Borden's last marriage was to Lydia A. Slade on March 14, 1855.[5]
He served as member of the Massachusetts House of Representatives in 1831 and 1834 and again in 1851 and in 1864.
Borden was elected as a Jacksonian to the Twenty-fourth Congress and reelected as a Democrat to the Twenty-fifth Congress (March 4, 1835 – March 3, 1839), winning both times as the candidate of a coalition that included his district's Anti-Masonic Party. He was an unsuccessful Whig candidate for reelection to the Twenty-sixth Congress in 1838.
Borden was elected as a Whig to the Twenty-seventh Congress (March 4, 1841 – March 3, 1843). He later served as member of the Massachusetts Senate from 1845 to 1848.
In 1856, Borden was elected Mayor of Fall River, and reelected in 1857.
Borden engaged in banking and served as president of the Fall River Savings Bank and of the Fall River Union Bank.He was also president of the Fall River Railroad, from 1847 to 1854, when it merged with the Old Colony Railroad.
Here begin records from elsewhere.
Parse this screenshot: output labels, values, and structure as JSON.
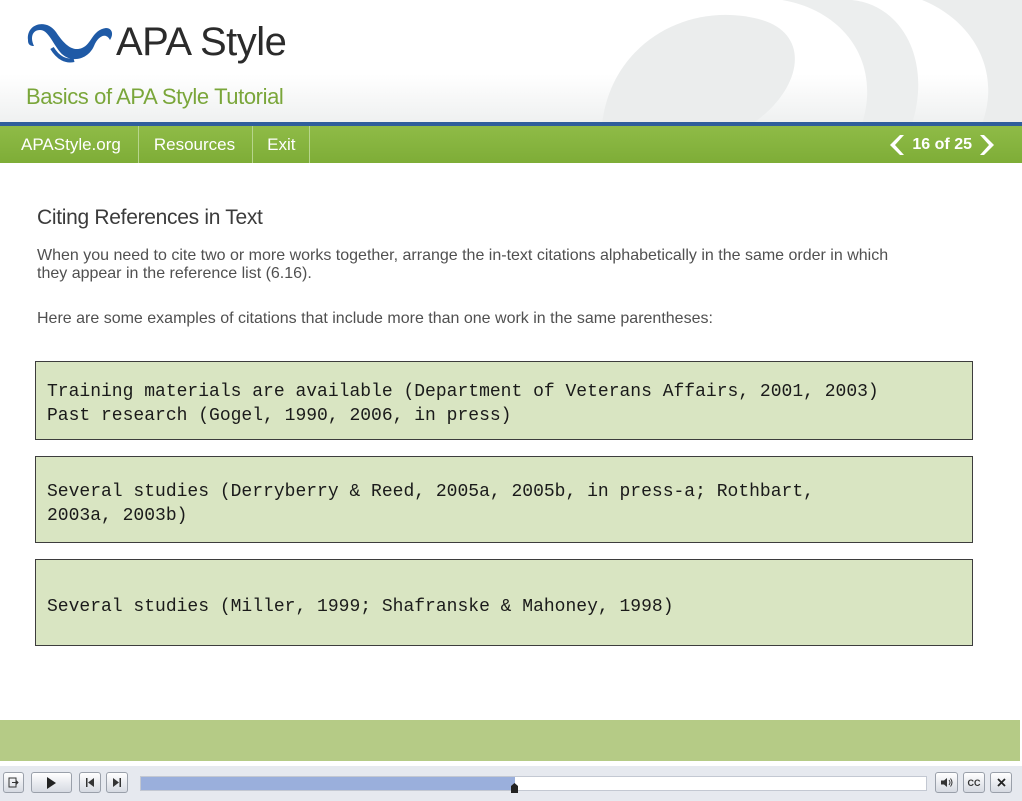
{
  "header": {
    "logo_text": "APA Style",
    "subtitle": "Basics of APA Style Tutorial"
  },
  "nav": {
    "items": [
      {
        "label": "APAStyle.org"
      },
      {
        "label": "Resources"
      },
      {
        "label": "Exit"
      }
    ],
    "pager": {
      "label": "16 of 25",
      "current": 16,
      "total": 25
    }
  },
  "content": {
    "title": "Citing References in Text",
    "paragraph1": "When you need to cite two or more works together, arrange the in-text citations alphabetically in the same order in which they appear in the reference list (6.16).",
    "paragraph2": "Here are some examples of citations that include more than one work in the same parentheses:",
    "examples": [
      {
        "lines": [
          "Training materials are available (Department of Veterans Affairs, 2001, 2003)",
          "Past research (Gogel, 1990, 2006, in press)"
        ]
      },
      {
        "lines": [
          "Several studies (Derryberry & Reed, 2005a, 2005b, in press-a; Rothbart,",
          "2003a, 2003b)"
        ]
      },
      {
        "lines": [
          "Several studies (Miller, 1999; Shafranske & Mahoney, 1998)"
        ]
      }
    ]
  },
  "player": {
    "progress": 0.476,
    "cc_label": "CC",
    "icons": [
      "exit-icon",
      "play-icon",
      "prev-icon",
      "next-icon",
      "volume-icon",
      "cc-icon",
      "close-icon"
    ]
  },
  "colors": {
    "nav_green": "#84b13d",
    "subtitle_green": "#7aa63a",
    "rule_blue": "#2f5e9c",
    "box_bg": "#d9e5c2",
    "band": "#b5cb86",
    "progress_fill": "#9aafdc"
  }
}
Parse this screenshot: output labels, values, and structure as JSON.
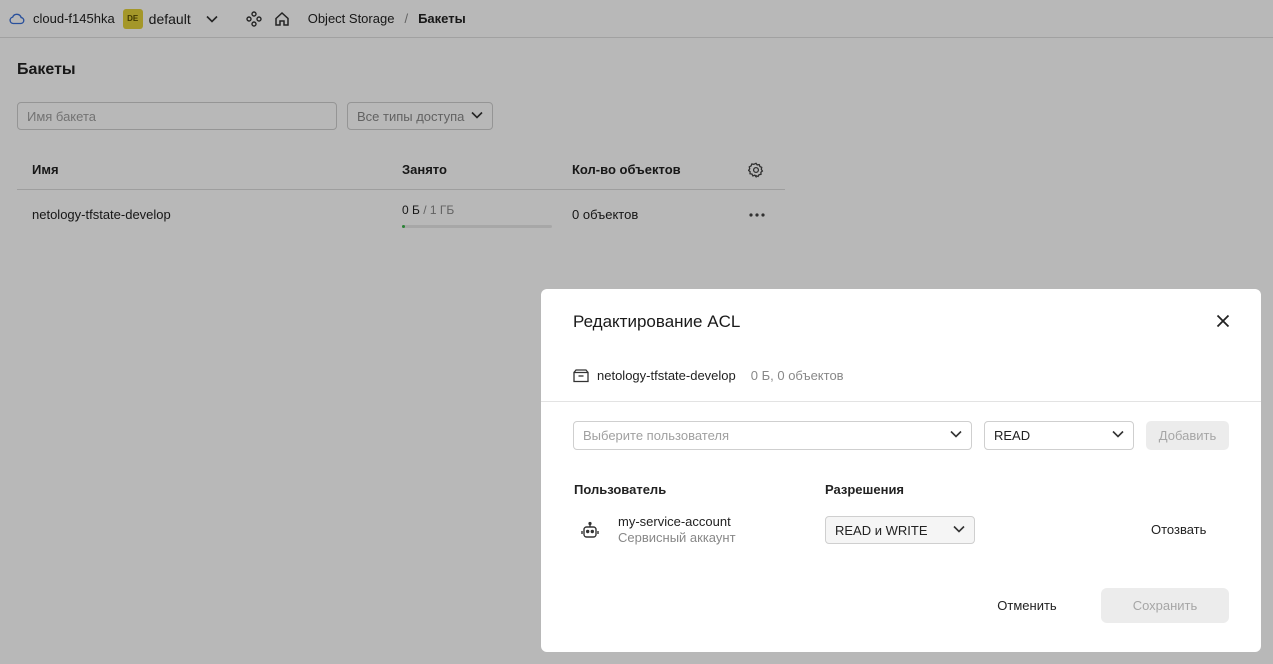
{
  "header": {
    "cloud": "cloud-f145hka",
    "folder_badge": "DE",
    "folder": "default",
    "breadcrumb": [
      "Object Storage",
      "Бакеты"
    ],
    "breadcrumb_sep": "/"
  },
  "page": {
    "title": "Бакеты",
    "search_placeholder": "Имя бакета",
    "access_filter": "Все типы доступа"
  },
  "table": {
    "columns": [
      "Имя",
      "Занято",
      "Кол-во объектов"
    ],
    "rows": [
      {
        "name": "netology-tfstate-develop",
        "used": "0 Б",
        "total": " / 1 ГБ",
        "usage_fraction": 0.0,
        "objects": "0 объектов"
      }
    ]
  },
  "modal": {
    "title": "Редактирование ACL",
    "bucket_name": "netology-tfstate-develop",
    "bucket_meta": "0 Б, 0 объектов",
    "user_placeholder": "Выберите пользователя",
    "permission_value": "READ",
    "add_label": "Добавить",
    "col_user": "Пользователь",
    "col_permissions": "Разрешения",
    "entries": [
      {
        "name": "my-service-account",
        "type": "Сервисный аккаунт",
        "permission": "READ и WRITE",
        "revoke": "Отозвать"
      }
    ],
    "cancel_label": "Отменить",
    "save_label": "Сохранить"
  },
  "colors": {
    "accent_badge": "#e4d23a",
    "usage_fill": "#3bb54a",
    "overlay": "rgba(0,0,0,0.28)"
  }
}
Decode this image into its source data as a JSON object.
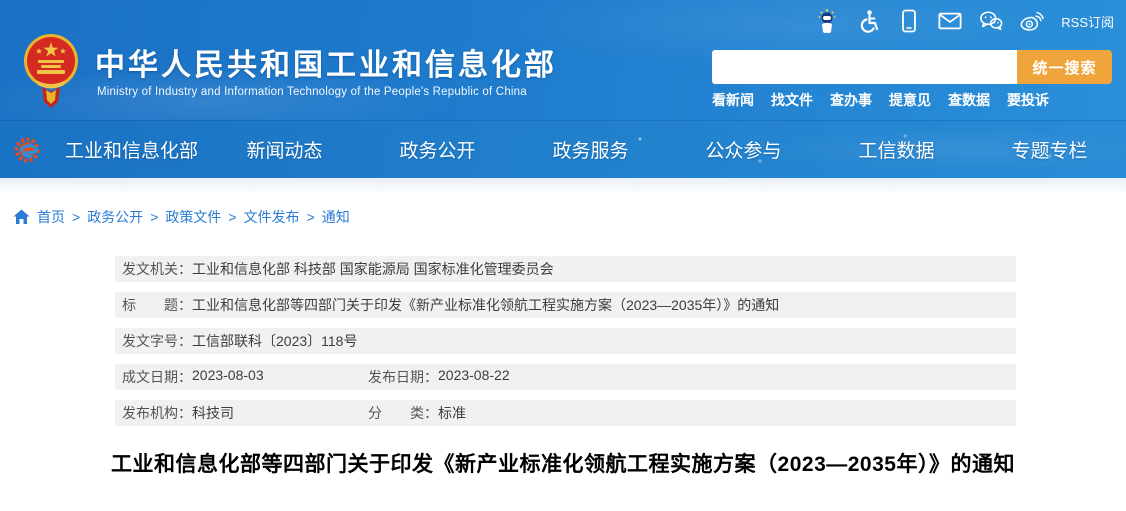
{
  "site": {
    "title": "中华人民共和国工业和信息化部",
    "subtitle": "Ministry of Industry and Information Technology of the People's Republic of China"
  },
  "topbar": {
    "icons": [
      "robot-icon",
      "accessibility-icon",
      "mobile-icon",
      "mail-icon",
      "wechat-icon",
      "weibo-icon"
    ],
    "rss_label": "RSS订阅"
  },
  "search": {
    "value": "",
    "button_label": "统一搜索",
    "quick_links": [
      "看新闻",
      "找文件",
      "查办事",
      "提意见",
      "查数据",
      "要投诉"
    ]
  },
  "nav": {
    "items": [
      "工业和信息化部",
      "新闻动态",
      "政务公开",
      "政务服务",
      "公众参与",
      "工信数据",
      "专题专栏"
    ]
  },
  "breadcrumb": {
    "separator": ">",
    "items": [
      "首页",
      "政务公开",
      "政策文件",
      "文件发布",
      "通知"
    ]
  },
  "meta": {
    "rows": [
      {
        "cells": [
          {
            "label": "发文机关：",
            "value": "工业和信息化部 科技部 国家能源局 国家标准化管理委员会"
          }
        ]
      },
      {
        "cells": [
          {
            "label": "标　　题：",
            "value": "工业和信息化部等四部门关于印发《新产业标准化领航工程实施方案（2023—2035年）》的通知"
          }
        ]
      },
      {
        "cells": [
          {
            "label": "发文字号：",
            "value": "工信部联科〔2023〕118号"
          }
        ]
      },
      {
        "cells": [
          {
            "label": "成文日期：",
            "value": "2023-08-03"
          },
          {
            "label": "发布日期：",
            "value": "2023-08-22"
          }
        ]
      },
      {
        "cells": [
          {
            "label": "发布机构：",
            "value": "科技司"
          },
          {
            "label": "分　　类：",
            "value": "标准"
          }
        ]
      }
    ]
  },
  "article": {
    "title": "工业和信息化部等四部门关于印发《新产业标准化领航工程实施方案（2023—2035年）》的通知"
  },
  "colors": {
    "header_blue_start": "#1a70c4",
    "header_blue_end": "#2a8fd9",
    "search_button_orange": "#f0a53c",
    "link_blue": "#2a7cd5",
    "meta_row_gray": "#f1f1f1",
    "emblem_red": "#d42a21",
    "emblem_gold": "#f0c447"
  }
}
Borden died in Fall River, Massachusetts, April 10, 1865, just a few days before his sixty-fourth birthday. He was interred in Oak Grove Cemetery. In 1867, the City of Fall River dedicated the N. B. Borden School on Morgan Street in his honor. In 1876, the Academy of Music Building was dedicated in his honor by his widow Lydia, and his surviving adult children.